Jiby's toolbox

Jb Doyon’s personal website

Low-tech Cucumber replacement

Posted on — Apr 4, 2022

In the previous post, I showed how Gherkin Scenarios provide a great framework for acceptance test definition. I also showed how the dreams of the BDD movement extend to automating Gherkin, using a tool called Cucumber, enforcing traceability of acceptance tests.

In this article, I want to explain my disilusionment towards Cucumber, and show how a low-tech alternative emerged that I believe covers most of the value for none of the effort.

Cucumber fatigue

Cucumber is originally a Ruby tool, but I primarily write Python these days. Though there exists tooling to hook Ruby’s Cucumber in other languages, the most convenient tooling for me were the Python rewrites: The elderly Behave, the defunct lettuce, and more recently, the nobly-backed pytest-bdd, of Pytest workgroup fame.

At one time or another, I ended up testing all of them on personal projects, to experiment with how cool BDD is in practice, I was a big Gherkin fan already. I don’t remember much about playing with the tools, as this was over ten years ago now. But I do remember coming out disappointed, like the tooling didn’t deliver on the promise of BDD.

I’ll try to break down why I felt this.

Pytest framework is just too good

Having worked with the fantastic pytest, the framework is really natural, convenient: Each function is a standalone test, with reusable fixtures providing flexibility for setup and teardown.

Compared to that, the Given/When/Then tests in Cucumber force us to split code into three or more functions. Tests are thus harder to read, as we need to jump between functions to see what trigger ran before this assert error, but there’s hardly a trace to follow in the execution stack (as steps are run sequentially, not recursively. By the time we get to an assert error, the precondition or trigger has been executed, and backtrace is empty of it).

Cucumber test code reuse is hard

Code reuse inside tests is hard enough as it is, but Cucumber encourages reuse of Given-s implementation across tests as the most supreme form of BDD. So two Gherkin Features that happen to have the same pre-conditional Given, should use the same Given setup function in Cucumber… Except I never managed to do it.

Tests in a typical projects have multiple layers, so a Feature’s Given becomes a full Scenario below, how do we reuse the fixture code then?

Similarly, a chains of events (say a sequence of 5 message events that must happen in order) are very hard to write Gherkin about, because each event in the chain is an assert (Then), but also a trigger for the next one (Given).

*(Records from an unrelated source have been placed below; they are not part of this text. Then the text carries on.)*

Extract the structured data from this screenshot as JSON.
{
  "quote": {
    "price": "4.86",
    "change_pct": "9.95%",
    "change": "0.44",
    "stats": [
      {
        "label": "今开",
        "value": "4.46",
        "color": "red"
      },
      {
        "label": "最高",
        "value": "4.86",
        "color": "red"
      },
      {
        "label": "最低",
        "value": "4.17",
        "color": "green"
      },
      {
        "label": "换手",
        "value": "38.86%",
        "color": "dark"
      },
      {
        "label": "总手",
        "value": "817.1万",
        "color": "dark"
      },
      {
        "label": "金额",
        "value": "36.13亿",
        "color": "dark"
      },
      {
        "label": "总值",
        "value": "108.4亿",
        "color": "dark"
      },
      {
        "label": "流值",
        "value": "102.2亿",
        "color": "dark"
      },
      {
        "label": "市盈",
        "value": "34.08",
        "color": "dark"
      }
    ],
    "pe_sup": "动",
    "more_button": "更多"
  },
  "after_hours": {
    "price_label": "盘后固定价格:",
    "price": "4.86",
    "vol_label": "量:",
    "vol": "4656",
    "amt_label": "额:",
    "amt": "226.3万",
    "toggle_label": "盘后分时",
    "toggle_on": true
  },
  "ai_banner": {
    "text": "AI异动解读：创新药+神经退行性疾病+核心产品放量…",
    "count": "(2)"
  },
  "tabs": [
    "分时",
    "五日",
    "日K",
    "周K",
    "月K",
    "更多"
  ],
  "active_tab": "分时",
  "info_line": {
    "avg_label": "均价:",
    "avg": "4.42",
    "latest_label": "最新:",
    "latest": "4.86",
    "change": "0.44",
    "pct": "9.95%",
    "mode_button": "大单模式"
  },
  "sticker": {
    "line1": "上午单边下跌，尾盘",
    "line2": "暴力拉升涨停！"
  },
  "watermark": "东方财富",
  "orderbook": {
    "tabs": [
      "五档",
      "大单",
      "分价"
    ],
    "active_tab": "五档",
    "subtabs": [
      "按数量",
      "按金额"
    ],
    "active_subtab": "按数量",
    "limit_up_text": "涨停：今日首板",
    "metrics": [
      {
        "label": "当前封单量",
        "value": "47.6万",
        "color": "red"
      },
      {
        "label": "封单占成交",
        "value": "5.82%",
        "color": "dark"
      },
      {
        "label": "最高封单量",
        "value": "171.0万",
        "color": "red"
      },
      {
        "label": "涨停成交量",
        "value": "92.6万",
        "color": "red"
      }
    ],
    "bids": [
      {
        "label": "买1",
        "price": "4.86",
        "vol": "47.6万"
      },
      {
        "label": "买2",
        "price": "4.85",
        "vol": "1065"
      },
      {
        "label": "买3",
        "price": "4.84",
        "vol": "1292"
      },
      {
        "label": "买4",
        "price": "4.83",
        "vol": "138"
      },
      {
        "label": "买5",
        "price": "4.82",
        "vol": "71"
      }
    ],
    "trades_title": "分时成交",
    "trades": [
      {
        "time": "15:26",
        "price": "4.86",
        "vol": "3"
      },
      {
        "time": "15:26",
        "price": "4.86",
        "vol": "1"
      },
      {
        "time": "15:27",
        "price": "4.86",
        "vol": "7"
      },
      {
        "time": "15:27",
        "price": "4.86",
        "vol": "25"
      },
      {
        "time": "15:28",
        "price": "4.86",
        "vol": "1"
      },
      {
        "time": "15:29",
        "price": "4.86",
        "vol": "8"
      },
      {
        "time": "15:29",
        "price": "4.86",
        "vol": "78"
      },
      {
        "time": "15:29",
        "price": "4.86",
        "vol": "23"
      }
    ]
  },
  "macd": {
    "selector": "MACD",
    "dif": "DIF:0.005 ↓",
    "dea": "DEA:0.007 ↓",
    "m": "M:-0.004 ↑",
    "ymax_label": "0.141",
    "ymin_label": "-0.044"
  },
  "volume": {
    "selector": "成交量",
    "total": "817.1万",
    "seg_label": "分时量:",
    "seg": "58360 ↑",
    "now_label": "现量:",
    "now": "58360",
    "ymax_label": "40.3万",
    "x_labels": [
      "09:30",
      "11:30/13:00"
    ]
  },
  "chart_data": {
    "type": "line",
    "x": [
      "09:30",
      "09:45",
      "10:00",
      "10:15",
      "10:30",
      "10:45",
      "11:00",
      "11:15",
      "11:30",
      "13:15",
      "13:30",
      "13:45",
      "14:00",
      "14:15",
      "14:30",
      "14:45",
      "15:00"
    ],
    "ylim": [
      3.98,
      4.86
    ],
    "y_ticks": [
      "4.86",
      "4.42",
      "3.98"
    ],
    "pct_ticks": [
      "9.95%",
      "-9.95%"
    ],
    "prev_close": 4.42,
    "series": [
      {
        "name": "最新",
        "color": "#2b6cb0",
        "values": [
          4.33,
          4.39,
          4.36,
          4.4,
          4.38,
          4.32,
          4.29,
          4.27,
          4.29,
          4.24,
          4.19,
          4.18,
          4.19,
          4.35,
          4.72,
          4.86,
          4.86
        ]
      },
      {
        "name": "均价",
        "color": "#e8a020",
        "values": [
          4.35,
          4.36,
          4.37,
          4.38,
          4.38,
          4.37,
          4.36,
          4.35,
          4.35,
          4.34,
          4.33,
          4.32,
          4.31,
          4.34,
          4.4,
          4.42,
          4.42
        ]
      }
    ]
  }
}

Writing Cucumber code to match this becomes tedious.

So Gherkin step code reuse, the “pinnacle of BDD”, was a bust for me. For most of these I ended up writing Pytest-style tests, one test function at a time, ditching Cucumber.

Too different from normal workflow

The Cucumber technique of writing tests is a major break from conventional test practices, so big a change that I don’t feel comfortable asking anybody else to do so in a team project.

So the tooling didn’t impress me, the abstraction level felt wrong, and this big break with well established practice didn’t seem justified enough to get workplaces to adopt it.

Where is the value, again?

As a mildly self-aware person, I taught myself to follow a rule: anytime I spend half an hour deep-diving in a problem, I must take a step back, and ask “Why am I doing this?“, and followup questions, like “Is the problem as stated worth solving?” “What long-term goal is this short-term hell solving?”.

Most of the time, the answer is “actually I don’t need to solve this, not exactly”, and I find some way to side-step the issue altogether. Or convince myself it wasn’t worth even trying this and just abandon the line of inquiry.

So, what are we really doing here, trying to crowbar this Cucumber tool inside the testing workflow!?

Well, as we saw before, gathering requirements was important enough to write nice Gherkin Features about. And now we would like to prove that we indeed have 100% coverage of the Features via acceptance tests. That’s a boolean answer: all features covered, or missing tests. And on top of that, we want traceability: which test covers which feature.

But is Cucumber necessary for this? Really?

Surveying my thoughts, I still enjoyed weaving Scenarios within conventional test functions, I just didn’t want to have to do anything drastic to the test code. So I evolved a technique that can be seen as a natural middle ground.

Low tech Gherkin inside test comments

Going back to my Pytest code, I found myself still writing new tests with Gherkin Scenarios, but inserting it in code comments. I found the Gherkin helps me reason about the tests, but the comments nature avoids any tooling interference.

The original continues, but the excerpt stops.